O videocast também pretende tencionar fórmulas padrão de “soluções climáticas” que, em muitos casos, servem para prolongar desigualdades sob o disfarce de inovação. Ao incluir as temáticas de “transição justa e falsas soluções” em sua grade, a FASE aponta para a necessidade de cuidado com mecanismos como créditos de carbono, mercados regulados, tecnologias emergentes e políticas que tratam floresta, água ou territórios como mercadoria. Essa tensão entre promessa tecnológica e justiça socioambiental é exatamente parte do que o videocast quer iluminar.

Outro destaque no formato é sua mediação: diferentes pessoas da equipe da FASE conduzem cada episódio, reconhecendo que o debate climático não pertence a uma área isolada, mas atravessa gênero, ambiente, poder local e cultura. A presença de Jaqueline Felipe, da FASE Amazônia, no episódio que aborda justiça climática e mulheres, por exemplo, tende a trazer interlocução real com mulheres das regiões amazônicas.

A escolha de focar quatro eixos é estratégica e bem pensada. A adaptação em cidades dialoga com a realidade urbana diante dos impactos climáticos, enchentes, calor extremo, insegurança hídrica. A transição justa questiona quem arca com os custos da descarbonização e se as populações vulneráveis estão incluídas nesse processo. A justiça climática e mulheres resgata como as mulheres, especialmente as mulheres negras, indígenas e rurais, são impactadas de modo diferenciado e como exercem resistência. E finalmente, o episódio sobre financiamento climático tentará responder quem deve pagar a conta da crise climática, um dos nós centrais da COP30.

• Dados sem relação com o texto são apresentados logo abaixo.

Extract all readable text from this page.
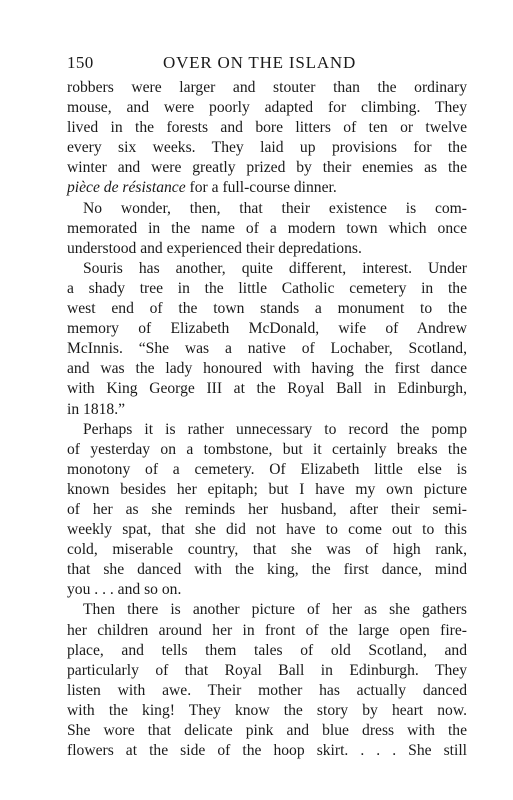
150	OVER ON THE ISLAND
robbers were larger and stouter than the ordinary
mouse, and were poorly adapted for climbing. They
lived in the forests and bore litters of ten or twelve
every six weeks. They laid up provisions for the
winter and were greatly prized by their enemies as the
pièce de résistance for a full-course dinner.
No wonder, then, that their existence is com-
memorated in the name of a modern town which once
understood and experienced their depredations.
Souris has another, quite different, interest. Under
a shady tree in the little Catholic cemetery in the
west end of the town stands a monument to the
memory of Elizabeth McDonald, wife of Andrew
McInnis. “She was a native of Lochaber, Scotland,
and was the lady honoured with having the first dance
with King George III at the Royal Ball in Edinburgh,
in 1818.”
Perhaps it is rather unnecessary to record the pomp
of yesterday on a tombstone, but it certainly breaks the
monotony of a cemetery. Of Elizabeth little else is
known besides her epitaph; but I have my own picture
of her as she reminds her husband, after their semi-
weekly spat, that she did not have to come out to this
cold, miserable country, that she was of high rank,
that she danced with the king, the first dance, mind
you . . . and so on.
Then there is another picture of her as she gathers
her children around her in front of the large open fire-
place, and tells them tales of old Scotland, and
particularly of that Royal Ball in Edinburgh. They
listen with awe. Their mother has actually danced
with the king! They know the story by heart now.
She wore that delicate pink and blue dress with the
flowers at the side of the hoop skirt. . . . She still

Em momentos tão marcados por discursos institucionais e eventos protocolares, “Vozes pela justiça — as soluções vêm dos territórios” emerge como instrumento de legitimação discursiva e simbólica para o que muitas vezes não tem visibilidade. Ele reforça que o debate climático não pode esquecer quem vive de fato os impactos e carregam nas costas os modos de vida ameaçados.

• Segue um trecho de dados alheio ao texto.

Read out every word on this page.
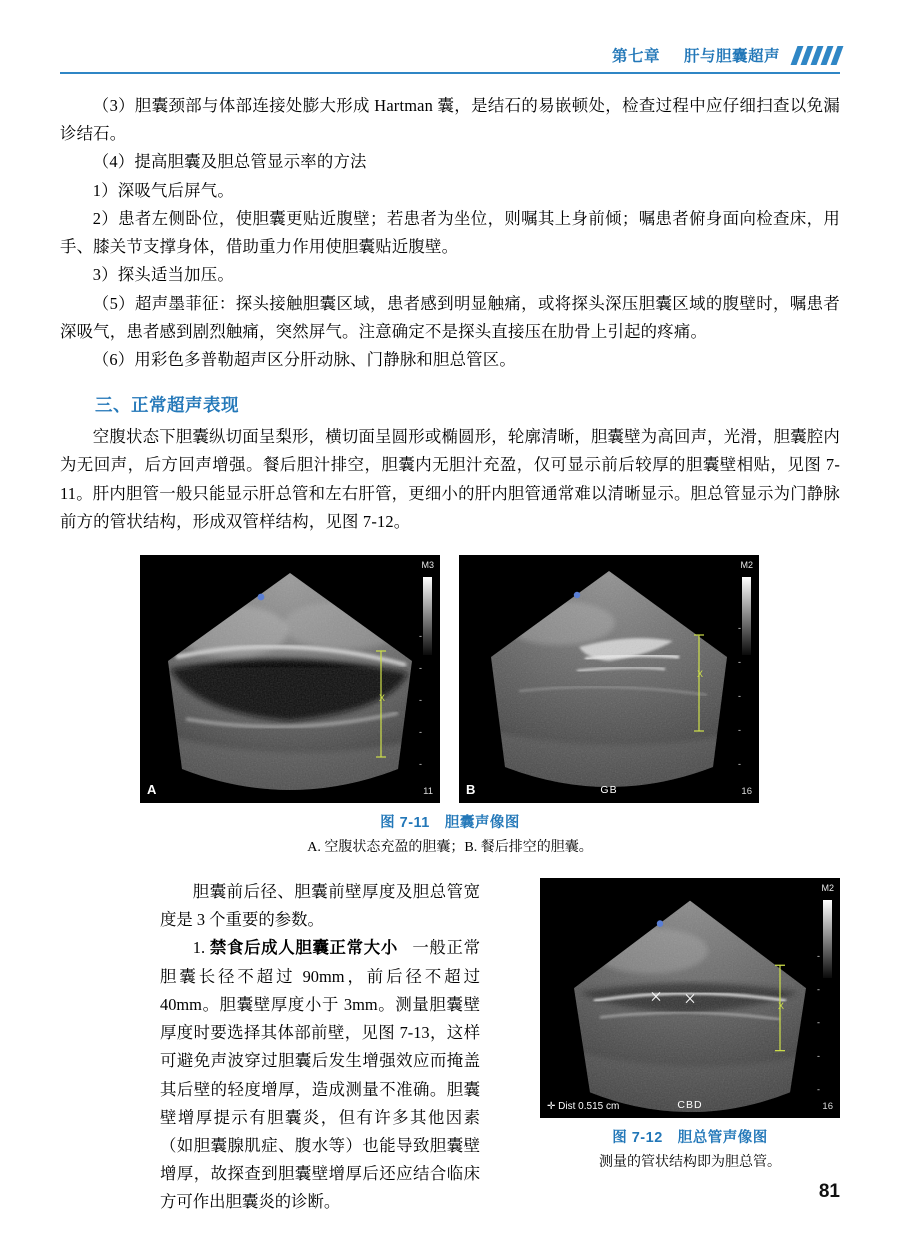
第七章 肝与胆囊超声

（3）胆囊颈部与体部连接处膨大形成 Hartman 囊，是结石的易嵌顿处，检查过程中应仔细扫查以免漏诊结石。

（4）提高胆囊及胆总管显示率的方法

1）深吸气后屏气。

2）患者左侧卧位，使胆囊更贴近腹壁；若患者为坐位，则嘱其上身前倾；嘱患者俯身面向检查床，用手、膝关节支撑身体，借助重力作用使胆囊贴近腹壁。

3）探头适当加压。

（5）超声墨菲征：探头接触胆囊区域，患者感到明显触痛，或将探头深压胆囊区域的腹壁时，嘱患者深吸气，患者感到剧烈触痛，突然屏气。注意确定不是探头直接压在肋骨上引起的疼痛。

（6）用彩色多普勒超声区分肝动脉、门静脉和胆总管区。

三、正常超声表现

空腹状态下胆囊纵切面呈梨形，横切面呈圆形或椭圆形，轮廓清晰，胆囊壁为高回声，光滑，胆囊腔内为无回声，后方回声增强。餐后胆汁排空，胆囊内无胆汁充盈，仅可显示前后较厚的胆囊壁相贴，见图 7-11。肝内胆管一般只能显示肝总管和左右肝管，更细小的肝内胆管通常难以清晰显示。胆总管显示为门静脉前方的管状结构，形成双管样结构，见图 7-12。

X
-
-
-
-
-
M3
A	11
X
-
-
-
-
-
M2
B	GB	16
图 7-11　胆囊声像图
A. 空腹状态充盈的胆囊；B. 餐后排空的胆囊。

胆囊前后径、胆囊前壁厚度及胆总管宽度是 3 个重要的参数。

1. 禁食后成人胆囊正常大小 一般正常胆囊长径不超过 90mm，前后径不超过 40mm。胆囊壁厚度小于 3mm。测量胆囊壁厚度时要选择其体部前壁，见图 7-13，这样可避免声波穿过胆囊后发生增强效应而掩盖其后壁的轻度增厚，造成测量不准确。胆囊壁增厚提示有胆囊炎，但有许多其他因素（如胆囊腺肌症、腹水等）也能导致胆囊壁增厚，故探查到胆囊壁增厚后还应结合临床方可作出胆囊炎的诊断。

X
-
-
-
-
-
M2
✛ Dist 0.515 cm	CBD	16
图 7-12　胆总管声像图
测量的管状结构即为胆总管。
81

Enquanto o Brasil prepara Belém para receber o mundo na COP30, iniciativas como este videocast fortalecem a ambição de que a conferência seja menos uma vitrine de compromissos abstratos e mais um espaço de convergência entre os saberes populares, o ativismo territorial e a diplomacia climática. Ao somar vozes genuínas às narrativas técnicas, a FASE propõe que soluções reais, aquelas nascidas nos corpos, nas memórias e nos espaços dos territórios, possam emergir como agendas legítimas e estratégicas.